Mention co-sleeping to any person on the street, and inevitably you will find opinions abound regarding the relatively taboo parenting practice. On one side of the aisle, people will suggest that sleeping in the same bed with your infant or toddler may make them more dependent in the future. On the other side of the aisle, people will justify the co-sleeping practice as simply an extension of their love and affection toward their young one….. Which side is correct? In my humble opinion, both sides offer their merits and downsides, so each should be viewed more as a guideline rather than a hard standard.

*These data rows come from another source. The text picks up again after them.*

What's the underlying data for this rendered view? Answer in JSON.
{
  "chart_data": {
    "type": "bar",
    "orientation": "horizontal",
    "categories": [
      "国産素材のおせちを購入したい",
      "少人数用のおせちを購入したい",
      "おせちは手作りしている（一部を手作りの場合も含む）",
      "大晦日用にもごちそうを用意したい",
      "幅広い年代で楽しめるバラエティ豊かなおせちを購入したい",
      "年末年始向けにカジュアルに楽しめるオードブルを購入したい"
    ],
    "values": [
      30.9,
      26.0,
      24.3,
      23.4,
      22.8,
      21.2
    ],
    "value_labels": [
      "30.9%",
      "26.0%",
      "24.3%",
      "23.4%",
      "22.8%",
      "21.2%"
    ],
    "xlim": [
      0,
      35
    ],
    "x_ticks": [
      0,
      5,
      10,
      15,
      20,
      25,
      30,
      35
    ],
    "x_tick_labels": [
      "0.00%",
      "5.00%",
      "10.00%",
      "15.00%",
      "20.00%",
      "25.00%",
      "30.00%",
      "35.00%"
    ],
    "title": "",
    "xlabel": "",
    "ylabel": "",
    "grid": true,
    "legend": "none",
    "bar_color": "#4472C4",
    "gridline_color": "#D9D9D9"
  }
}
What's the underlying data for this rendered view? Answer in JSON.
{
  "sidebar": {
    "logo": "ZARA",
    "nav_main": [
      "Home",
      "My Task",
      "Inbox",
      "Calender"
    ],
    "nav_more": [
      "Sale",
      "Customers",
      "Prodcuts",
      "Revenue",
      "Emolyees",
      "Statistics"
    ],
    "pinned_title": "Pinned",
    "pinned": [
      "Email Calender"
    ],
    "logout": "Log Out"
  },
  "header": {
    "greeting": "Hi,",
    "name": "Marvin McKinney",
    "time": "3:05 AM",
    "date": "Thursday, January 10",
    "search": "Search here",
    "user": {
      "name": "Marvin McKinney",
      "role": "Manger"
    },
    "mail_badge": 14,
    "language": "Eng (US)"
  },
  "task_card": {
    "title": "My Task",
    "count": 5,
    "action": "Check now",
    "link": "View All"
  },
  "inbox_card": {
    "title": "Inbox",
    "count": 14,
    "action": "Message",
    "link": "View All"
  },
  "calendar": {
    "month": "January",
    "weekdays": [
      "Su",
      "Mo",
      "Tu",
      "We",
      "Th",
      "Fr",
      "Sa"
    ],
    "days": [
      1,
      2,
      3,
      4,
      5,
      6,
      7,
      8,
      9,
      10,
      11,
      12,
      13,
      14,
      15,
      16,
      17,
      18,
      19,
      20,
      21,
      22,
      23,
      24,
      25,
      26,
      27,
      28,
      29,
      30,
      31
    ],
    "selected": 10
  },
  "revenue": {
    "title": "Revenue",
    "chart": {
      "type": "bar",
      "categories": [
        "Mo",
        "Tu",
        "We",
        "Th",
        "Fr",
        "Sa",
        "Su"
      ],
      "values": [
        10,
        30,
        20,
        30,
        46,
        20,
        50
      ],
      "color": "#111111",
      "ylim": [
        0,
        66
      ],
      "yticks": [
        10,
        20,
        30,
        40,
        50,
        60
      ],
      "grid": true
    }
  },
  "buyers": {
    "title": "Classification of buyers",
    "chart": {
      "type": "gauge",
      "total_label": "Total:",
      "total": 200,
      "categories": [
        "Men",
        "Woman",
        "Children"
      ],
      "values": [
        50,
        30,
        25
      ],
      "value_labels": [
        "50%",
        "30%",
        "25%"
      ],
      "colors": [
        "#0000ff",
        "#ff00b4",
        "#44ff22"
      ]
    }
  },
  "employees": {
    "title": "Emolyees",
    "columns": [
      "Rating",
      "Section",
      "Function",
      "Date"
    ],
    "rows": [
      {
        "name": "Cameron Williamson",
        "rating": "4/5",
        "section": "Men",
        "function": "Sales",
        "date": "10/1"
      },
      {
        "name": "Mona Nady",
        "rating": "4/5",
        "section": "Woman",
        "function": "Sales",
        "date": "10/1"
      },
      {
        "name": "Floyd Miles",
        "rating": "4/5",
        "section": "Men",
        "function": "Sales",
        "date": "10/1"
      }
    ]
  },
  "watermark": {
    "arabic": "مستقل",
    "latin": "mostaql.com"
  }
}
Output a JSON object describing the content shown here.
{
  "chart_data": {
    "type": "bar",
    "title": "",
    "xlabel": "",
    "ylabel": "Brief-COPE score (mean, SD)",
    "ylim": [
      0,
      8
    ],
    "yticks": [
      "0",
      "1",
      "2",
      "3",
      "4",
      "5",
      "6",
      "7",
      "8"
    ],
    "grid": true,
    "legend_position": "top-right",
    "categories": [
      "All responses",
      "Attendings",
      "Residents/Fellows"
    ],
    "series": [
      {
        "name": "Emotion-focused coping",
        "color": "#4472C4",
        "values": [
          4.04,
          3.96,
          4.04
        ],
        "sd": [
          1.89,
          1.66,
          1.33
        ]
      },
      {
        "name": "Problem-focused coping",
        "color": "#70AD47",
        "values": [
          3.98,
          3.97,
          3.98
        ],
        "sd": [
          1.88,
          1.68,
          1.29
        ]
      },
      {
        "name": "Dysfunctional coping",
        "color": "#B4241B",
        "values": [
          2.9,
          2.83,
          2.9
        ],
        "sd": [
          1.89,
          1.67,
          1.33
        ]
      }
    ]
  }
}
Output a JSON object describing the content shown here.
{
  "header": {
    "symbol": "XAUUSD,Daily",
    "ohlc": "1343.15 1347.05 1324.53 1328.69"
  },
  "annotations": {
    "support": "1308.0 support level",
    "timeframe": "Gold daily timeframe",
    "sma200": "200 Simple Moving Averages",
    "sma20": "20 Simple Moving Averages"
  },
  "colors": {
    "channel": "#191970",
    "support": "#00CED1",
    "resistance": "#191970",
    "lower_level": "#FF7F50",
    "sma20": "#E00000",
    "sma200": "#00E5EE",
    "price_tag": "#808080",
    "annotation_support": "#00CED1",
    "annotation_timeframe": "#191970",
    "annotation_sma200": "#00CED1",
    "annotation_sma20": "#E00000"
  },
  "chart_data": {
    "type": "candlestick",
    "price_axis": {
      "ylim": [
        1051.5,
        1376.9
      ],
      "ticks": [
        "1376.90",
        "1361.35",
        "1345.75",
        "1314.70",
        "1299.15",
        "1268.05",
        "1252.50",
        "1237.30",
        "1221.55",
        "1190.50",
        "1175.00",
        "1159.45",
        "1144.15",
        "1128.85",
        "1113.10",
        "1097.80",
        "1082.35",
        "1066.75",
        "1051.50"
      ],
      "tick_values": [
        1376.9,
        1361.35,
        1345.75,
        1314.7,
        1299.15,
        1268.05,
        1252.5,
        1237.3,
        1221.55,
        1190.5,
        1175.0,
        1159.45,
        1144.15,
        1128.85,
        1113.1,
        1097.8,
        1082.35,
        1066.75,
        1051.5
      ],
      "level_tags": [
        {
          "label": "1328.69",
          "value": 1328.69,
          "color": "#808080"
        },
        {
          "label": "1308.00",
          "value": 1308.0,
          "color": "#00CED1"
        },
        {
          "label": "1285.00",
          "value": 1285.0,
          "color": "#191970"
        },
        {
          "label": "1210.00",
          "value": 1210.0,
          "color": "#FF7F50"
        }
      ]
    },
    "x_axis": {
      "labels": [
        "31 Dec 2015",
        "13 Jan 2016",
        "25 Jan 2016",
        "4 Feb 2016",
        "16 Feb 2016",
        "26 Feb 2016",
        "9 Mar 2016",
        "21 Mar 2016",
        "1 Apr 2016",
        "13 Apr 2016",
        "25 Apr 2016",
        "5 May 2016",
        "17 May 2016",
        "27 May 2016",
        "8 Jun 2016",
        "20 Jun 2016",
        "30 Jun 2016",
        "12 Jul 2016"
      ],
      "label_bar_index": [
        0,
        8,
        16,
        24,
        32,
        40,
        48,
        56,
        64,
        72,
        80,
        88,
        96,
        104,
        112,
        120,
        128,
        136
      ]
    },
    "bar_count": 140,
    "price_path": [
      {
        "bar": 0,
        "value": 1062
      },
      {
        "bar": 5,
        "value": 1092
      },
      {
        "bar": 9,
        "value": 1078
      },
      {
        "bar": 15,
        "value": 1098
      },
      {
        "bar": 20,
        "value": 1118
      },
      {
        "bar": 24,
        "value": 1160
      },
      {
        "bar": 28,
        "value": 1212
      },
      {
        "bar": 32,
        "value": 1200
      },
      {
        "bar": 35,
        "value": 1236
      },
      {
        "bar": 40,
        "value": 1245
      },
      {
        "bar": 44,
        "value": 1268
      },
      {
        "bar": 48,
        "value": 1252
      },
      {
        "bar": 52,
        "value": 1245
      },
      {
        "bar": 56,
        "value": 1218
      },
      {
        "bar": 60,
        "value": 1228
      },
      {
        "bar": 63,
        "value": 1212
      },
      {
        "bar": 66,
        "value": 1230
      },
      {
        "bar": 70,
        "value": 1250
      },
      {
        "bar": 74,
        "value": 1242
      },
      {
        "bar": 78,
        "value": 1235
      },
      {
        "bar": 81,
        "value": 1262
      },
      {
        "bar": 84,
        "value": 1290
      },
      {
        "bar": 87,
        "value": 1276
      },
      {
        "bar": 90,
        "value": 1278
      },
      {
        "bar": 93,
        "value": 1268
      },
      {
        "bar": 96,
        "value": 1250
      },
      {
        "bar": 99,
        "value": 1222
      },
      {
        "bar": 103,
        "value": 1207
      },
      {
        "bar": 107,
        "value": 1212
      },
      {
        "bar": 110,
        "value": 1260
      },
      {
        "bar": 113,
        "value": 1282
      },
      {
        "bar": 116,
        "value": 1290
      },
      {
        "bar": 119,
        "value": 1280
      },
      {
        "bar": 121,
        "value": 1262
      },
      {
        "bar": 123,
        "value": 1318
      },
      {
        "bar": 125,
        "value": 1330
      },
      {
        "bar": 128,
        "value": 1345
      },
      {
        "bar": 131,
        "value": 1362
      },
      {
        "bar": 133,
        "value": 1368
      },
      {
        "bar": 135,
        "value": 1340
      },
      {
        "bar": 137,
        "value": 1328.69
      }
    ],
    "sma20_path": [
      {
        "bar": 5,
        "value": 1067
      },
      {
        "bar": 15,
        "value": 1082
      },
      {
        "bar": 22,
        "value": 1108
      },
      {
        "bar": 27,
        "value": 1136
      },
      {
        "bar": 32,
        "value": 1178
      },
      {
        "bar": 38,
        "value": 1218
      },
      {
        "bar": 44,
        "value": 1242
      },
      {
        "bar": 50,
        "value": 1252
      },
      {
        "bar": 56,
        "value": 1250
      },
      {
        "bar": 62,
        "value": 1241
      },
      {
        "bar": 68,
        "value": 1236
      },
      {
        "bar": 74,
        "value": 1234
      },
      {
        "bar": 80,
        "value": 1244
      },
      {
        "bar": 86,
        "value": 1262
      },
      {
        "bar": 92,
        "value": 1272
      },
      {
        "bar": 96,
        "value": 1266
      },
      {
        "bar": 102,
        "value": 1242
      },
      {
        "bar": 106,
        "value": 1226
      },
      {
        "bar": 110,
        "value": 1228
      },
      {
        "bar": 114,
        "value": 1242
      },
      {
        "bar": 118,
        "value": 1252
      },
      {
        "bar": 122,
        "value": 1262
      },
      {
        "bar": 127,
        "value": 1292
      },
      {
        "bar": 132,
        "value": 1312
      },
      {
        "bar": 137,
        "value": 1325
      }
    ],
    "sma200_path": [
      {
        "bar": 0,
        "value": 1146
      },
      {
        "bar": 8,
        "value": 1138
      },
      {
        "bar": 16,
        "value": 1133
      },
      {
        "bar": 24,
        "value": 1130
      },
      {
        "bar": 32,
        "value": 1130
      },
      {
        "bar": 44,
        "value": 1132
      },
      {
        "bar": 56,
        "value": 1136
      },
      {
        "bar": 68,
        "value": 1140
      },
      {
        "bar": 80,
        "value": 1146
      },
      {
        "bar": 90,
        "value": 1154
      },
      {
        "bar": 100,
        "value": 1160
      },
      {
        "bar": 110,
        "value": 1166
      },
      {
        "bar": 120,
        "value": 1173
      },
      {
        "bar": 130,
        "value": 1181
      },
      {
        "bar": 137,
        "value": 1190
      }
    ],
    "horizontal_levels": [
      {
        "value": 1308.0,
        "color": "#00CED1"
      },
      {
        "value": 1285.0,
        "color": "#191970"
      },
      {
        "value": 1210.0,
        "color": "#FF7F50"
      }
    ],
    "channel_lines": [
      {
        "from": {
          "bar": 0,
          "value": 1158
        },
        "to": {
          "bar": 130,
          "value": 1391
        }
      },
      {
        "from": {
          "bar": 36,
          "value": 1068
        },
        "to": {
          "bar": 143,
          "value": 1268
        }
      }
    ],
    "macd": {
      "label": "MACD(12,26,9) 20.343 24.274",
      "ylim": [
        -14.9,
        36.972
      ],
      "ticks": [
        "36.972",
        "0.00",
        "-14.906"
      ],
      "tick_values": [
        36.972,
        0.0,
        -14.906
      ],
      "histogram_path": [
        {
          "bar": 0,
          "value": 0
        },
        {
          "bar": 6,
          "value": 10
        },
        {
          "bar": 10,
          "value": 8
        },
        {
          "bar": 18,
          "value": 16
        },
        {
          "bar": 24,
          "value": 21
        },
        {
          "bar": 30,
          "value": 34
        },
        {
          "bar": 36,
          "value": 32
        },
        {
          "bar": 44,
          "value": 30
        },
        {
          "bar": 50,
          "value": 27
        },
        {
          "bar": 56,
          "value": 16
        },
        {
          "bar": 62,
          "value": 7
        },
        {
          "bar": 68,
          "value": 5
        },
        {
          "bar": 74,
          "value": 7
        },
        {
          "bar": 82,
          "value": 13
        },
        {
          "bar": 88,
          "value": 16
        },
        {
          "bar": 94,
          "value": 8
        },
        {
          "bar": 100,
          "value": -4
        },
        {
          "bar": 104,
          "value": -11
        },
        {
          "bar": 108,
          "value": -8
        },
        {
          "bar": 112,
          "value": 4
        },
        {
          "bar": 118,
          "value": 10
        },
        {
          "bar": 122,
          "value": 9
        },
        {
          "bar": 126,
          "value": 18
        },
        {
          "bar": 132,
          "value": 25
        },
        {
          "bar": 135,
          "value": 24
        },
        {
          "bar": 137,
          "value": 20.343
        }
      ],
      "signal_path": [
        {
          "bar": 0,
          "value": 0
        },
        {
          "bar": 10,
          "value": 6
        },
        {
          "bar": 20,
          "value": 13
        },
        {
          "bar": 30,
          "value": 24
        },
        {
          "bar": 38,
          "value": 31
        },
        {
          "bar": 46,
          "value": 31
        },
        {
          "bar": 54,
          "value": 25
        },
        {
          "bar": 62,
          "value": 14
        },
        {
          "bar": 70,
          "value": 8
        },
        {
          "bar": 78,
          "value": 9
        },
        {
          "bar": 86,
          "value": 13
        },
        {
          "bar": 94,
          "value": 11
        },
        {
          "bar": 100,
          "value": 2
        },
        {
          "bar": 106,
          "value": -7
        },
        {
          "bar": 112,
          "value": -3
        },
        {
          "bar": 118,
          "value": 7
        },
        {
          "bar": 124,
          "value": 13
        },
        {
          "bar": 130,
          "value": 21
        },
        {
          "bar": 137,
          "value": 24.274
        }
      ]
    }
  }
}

For instance, I completely understand the need for infants and toddlers to learn how to self-placate in a familiar environment; however, it is important to remember that these tiny human beings have only been recently introduced to this difficult and terrifying world, and they should be justifiably coddled from time to time. Of course I want my baby daughter to grow into a healthy and independent young woman, which I am confident she will – yet at the same time I understand that, from time to time, she needs the love and cuddles of her affectionate mommy and daddy.
For me, the only solace I gain from working late shifts at the shop is the knowledge that (when I get home) my baby daughter “might” have thrown her little Dora pillow and blanket into our bed and settled in between the warm, comforting spaces that my wife and I typically occupy in our bed. On nights such as this, I relish the opportunity to climb into my bed to cuddle with my little Ava Skye Walker – she would likely have one hand on my face, and another on my wife. For some reason, she feels a need to be in constant physical contact with each of us, at all times whenever possible.
Regardless of the situation, I understand from these brief 26 months with my baby that time passes faster than any of us could possibly imagine. Two years passes in the blink of an eye, and I am painfully aware of the fact that my tiny human being will be cruising off to college and shunning her own parents before I can even process what is happening – she could only fit on my forearm for a brief couple of weeks, and her time as a babbling baby passed all too quickly. She is now running, jumping, climbing and talking virtually nonstop, while taking in the world around her and developing at an incredible rate – any time I can sneak in for extra cuddles is time well spent, without argument.
Any time spent with my little girl is indescribably precious, and I’ll take it wherever I can get it. Additionally, I am confident that my child is no doubt learning independence and self-confidence in all other aspects of her daily life (between school, family visits, our home life and literally every adventure we ever embark upon when we dare venture into public with a toddler). I have literally zero fear that the precious time spent cuddling with my baby is going to cause her to be more co-dependent or to have any potential issues living as a capable adult in the future. Quite the contrary, our bond is even stronger and she knows without doubt that her daddy will be there for her, no matter what – this provides the necessary foundation for her to become empowered and self-confident in the long run.
When Ava is ready for her big girl bed, she “jumps ship” by tossing her pillow, blanket and cuddly-stuffed-animal-of-the-night over my wife and back into her own bed (located right next to our’s). She does not necessarily need to sleep in our bed all night, but from time to time she requires the reassurance which comes from being nestled in between her adoring and loving parents. Below is a slideshow showcasing a number of times my baby has cuddled next to her daddy for any number of reasons (scary dream, sudden onset of loneliness, monsters under the bed, simple reassurance that her parents are still alive and well, etc). Peruse and view at your leisure – Ava Skye Walker is my life and these photos represent precious moments which I will never get back… Before I know it, she will be applying to colleges and bringing home tattooed / pierced man-boys who I will inevitably disapprove of… I will never regret the time she spent in my bed, cuddling and holding my child (who happens to be the love of my life). She will grow up soon enough, and those nights when she feels the need to sleep next to me will be treasured forever, never taking away from the woman she will eventually become.